There are a thousand and one ways in which official corruption thrives, one of them being gross misuse of public funds and other resources. An interesting example is provided by a recent expose published in a Hindi daily on Meerut divisional commissioner and the Meerut Development Authority (MDA) vice-chairman’s daily petrol consumption.
The commissioner’s official car has been shown to be consuming petrol worth over Rs 2,000 a day for the last one year, while the fact remains that his office is located at a small walking distance from his residence. Even if his infrequent official tours are accounted for, the daily petrol expense would just be a fraction of the inflated bill.
The case of MDA vice-chairman’s fuel use is even more astounding. The fuel for the commissioner’s car was being provided by the MDA. Naturally, the MDA babus must have been inclined to "use" more fuel in their own boss’s car. A departmental enquiry was ordered by the administration after the publication of the expose, interestingly titled Tel ka khel .
The enquiry officer, MDA secretary Shailendra Chawdhary, has said that early investigations point towards a massive racket. The MDA babudom seems seriously disturbed. Orders to conserve oil have been passed, but these orders are applicable to the officials below the vice-chairman and secretary only. That looks like just a white wash to deflect attention from the scandal.

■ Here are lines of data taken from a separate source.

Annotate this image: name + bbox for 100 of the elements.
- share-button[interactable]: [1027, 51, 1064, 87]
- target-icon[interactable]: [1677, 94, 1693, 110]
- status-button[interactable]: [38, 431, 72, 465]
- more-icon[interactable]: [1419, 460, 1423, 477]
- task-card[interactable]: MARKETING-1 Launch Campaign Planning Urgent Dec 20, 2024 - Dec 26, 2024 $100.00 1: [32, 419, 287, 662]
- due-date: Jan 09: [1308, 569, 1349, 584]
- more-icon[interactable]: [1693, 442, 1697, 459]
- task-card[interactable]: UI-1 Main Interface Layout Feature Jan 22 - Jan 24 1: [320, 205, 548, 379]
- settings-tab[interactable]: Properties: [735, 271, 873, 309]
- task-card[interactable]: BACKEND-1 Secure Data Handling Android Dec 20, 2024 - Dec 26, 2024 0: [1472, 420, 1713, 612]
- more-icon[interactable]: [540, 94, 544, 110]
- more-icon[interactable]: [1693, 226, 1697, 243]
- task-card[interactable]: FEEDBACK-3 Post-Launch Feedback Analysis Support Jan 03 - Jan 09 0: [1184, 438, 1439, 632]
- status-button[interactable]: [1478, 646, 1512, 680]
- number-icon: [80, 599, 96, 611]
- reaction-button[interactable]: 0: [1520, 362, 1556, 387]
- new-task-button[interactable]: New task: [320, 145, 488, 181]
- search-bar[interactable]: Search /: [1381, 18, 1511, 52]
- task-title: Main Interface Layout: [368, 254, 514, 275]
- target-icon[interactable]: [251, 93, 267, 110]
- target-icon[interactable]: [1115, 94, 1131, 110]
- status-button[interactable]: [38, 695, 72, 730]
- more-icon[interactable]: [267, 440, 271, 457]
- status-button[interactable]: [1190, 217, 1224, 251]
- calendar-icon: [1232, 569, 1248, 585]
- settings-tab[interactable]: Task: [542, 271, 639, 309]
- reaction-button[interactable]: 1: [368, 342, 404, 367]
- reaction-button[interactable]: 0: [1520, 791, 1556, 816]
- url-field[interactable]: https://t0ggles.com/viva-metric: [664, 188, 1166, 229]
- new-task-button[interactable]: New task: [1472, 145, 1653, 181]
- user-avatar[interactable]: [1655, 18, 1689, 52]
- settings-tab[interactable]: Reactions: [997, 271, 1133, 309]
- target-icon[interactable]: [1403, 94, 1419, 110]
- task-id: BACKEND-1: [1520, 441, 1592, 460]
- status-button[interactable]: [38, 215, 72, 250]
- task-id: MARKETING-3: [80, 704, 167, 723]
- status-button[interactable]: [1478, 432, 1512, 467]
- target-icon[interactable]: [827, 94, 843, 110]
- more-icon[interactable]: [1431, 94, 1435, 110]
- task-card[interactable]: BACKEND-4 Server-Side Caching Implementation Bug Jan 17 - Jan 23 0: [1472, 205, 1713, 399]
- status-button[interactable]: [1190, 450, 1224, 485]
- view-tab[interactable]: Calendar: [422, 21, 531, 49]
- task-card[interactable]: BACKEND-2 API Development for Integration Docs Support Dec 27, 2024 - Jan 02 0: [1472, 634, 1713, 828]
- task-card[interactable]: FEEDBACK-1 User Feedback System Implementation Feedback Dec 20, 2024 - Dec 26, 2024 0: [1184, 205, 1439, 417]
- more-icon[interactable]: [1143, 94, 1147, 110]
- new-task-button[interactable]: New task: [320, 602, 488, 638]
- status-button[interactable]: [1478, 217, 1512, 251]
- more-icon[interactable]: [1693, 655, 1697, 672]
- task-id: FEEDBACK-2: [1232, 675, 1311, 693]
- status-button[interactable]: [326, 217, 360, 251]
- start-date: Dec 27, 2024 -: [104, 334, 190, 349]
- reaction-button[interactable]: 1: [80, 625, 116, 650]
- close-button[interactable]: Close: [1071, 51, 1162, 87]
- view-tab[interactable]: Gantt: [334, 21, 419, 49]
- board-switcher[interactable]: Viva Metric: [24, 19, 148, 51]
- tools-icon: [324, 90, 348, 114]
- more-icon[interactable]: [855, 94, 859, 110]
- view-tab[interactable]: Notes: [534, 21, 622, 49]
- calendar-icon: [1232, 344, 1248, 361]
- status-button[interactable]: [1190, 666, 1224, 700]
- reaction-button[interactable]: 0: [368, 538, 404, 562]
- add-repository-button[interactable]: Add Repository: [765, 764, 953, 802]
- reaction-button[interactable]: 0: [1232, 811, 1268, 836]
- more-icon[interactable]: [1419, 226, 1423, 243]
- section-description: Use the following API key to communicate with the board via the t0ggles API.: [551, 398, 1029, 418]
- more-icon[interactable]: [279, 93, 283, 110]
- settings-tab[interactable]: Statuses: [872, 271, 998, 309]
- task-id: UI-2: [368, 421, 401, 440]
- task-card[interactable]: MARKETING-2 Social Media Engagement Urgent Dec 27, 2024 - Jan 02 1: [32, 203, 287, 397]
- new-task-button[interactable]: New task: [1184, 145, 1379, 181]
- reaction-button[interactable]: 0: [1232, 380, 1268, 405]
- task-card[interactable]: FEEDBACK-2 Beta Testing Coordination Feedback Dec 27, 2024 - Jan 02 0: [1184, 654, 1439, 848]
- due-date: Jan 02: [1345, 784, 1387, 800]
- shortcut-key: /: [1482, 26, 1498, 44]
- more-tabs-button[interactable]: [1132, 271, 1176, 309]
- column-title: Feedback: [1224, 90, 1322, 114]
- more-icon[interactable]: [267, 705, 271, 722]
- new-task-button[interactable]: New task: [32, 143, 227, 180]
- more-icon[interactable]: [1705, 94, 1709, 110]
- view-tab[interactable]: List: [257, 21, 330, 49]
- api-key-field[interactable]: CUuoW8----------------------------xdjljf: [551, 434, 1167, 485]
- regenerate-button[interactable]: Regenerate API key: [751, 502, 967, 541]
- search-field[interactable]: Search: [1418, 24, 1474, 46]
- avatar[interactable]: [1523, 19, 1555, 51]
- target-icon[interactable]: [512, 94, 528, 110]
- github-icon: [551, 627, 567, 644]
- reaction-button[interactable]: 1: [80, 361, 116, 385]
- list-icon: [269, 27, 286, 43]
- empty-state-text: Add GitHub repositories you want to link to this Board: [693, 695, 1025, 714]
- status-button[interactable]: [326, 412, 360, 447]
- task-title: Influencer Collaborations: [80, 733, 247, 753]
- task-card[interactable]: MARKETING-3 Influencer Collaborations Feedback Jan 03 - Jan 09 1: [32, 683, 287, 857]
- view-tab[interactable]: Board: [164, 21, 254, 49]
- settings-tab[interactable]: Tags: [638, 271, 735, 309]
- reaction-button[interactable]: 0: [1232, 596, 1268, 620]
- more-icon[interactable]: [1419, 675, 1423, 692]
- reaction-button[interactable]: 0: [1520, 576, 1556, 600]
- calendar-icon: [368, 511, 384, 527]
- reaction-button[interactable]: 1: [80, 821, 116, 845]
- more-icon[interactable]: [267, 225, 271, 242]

The present fuel allocation mechanism was established by the then newly appointed vice-chairman of MDA, Shashi Shekhar Singh, last year. According to details obtained by the newspaper the MDA used Rs 42 lakh on fuel purchase and repairs of its vehicles in the last one year. Half of the amount was spent on the commissioner’s, vice-chairman’s and secretary’s cars, besides on those of some of the other senior officers.
The departmental enquiry is not appropriate because the person (the secretary) who is among the top few persons to get such a huge fuel allotment cannot be an impartial investigator in the scam. What is more amazing is that even the lowly personal assistant to the vice-chairman got Rs 1,39,916 in fuel expenses in one year.
If the UP government is serious about stopping official theft of public money it should drop the departmental enquiry and replace it with a CBI probe. Once the CBI report comes in it should waste no time in sacking the indicted and bringing them to court.